Students are required to conduct and submit a research project as well as present an accompanying poster at the poster session on March 12 present your findings during the final session on March 16. Students may work on projects in groups of up to 3 people. Note the topic of your project can be different from the topic of your presentation.
The project can be on any topic related to the course material. The purpose of the project is to gain a better understanding of experimental and/or theoretical aspects of interactive learning algorithms. While we encourage you to explore new research directions, projects may also focus on reproducing or comparing previous approaches, perhaps investigating various theoretical or design choices. If you are a graduate student currently working on a related topic, you may use your research for the project. Generally, projects will fall into one of the following categories:
Pure Theory: study proof techniques, try to extend a proof, or apply a proof to a new setting.
Algorithms & Models: extend an algorithm or model, design a new one, or adapt one for a new setting.
Applications: identify the correct assumptions for approaching a new setting, experimentally validate these assumptions.
Due Feb 5th, 2021.
The project proposal is a mechanism to get you to start thinking about your project. It is non-binding; you can change the direction of the project after the proposal submission.
Project proposals could be 2-3 pages (3 pages maximum), excluding references.

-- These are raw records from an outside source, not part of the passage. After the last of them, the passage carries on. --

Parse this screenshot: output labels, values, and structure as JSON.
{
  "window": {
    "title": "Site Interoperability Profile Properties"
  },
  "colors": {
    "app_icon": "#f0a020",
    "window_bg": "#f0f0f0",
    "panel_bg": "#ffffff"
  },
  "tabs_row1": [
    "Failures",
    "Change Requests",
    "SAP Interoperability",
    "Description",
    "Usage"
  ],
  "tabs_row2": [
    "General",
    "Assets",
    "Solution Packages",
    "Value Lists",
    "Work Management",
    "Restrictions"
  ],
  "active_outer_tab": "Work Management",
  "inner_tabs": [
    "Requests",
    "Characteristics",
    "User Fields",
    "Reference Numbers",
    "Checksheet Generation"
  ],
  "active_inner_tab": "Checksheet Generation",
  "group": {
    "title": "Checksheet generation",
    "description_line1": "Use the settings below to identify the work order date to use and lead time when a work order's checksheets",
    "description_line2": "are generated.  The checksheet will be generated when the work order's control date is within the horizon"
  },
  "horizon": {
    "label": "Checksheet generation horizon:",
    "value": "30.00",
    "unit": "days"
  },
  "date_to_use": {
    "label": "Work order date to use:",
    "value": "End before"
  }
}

The structure for the project proposal should generally cover the following aspects:
Introduction of research area: Motivate why this area is interesting and describe key technical challenges.
Related work: Give an overview of different types of approaches and highlight assumptions of previous work. This should not be a laundry list of previous papers. Rather, it should describe previous approaches in broad strokes.
Research question(s): Describe one or more research questions to be addressed. The research question should be a high-level description of the project topic.
Research plan: Describe a preliminary plan to address the research question(s), and outline any experimental set-ups, such as datasets, models, etc. The research plan should extend the research question(s) to the details of the project.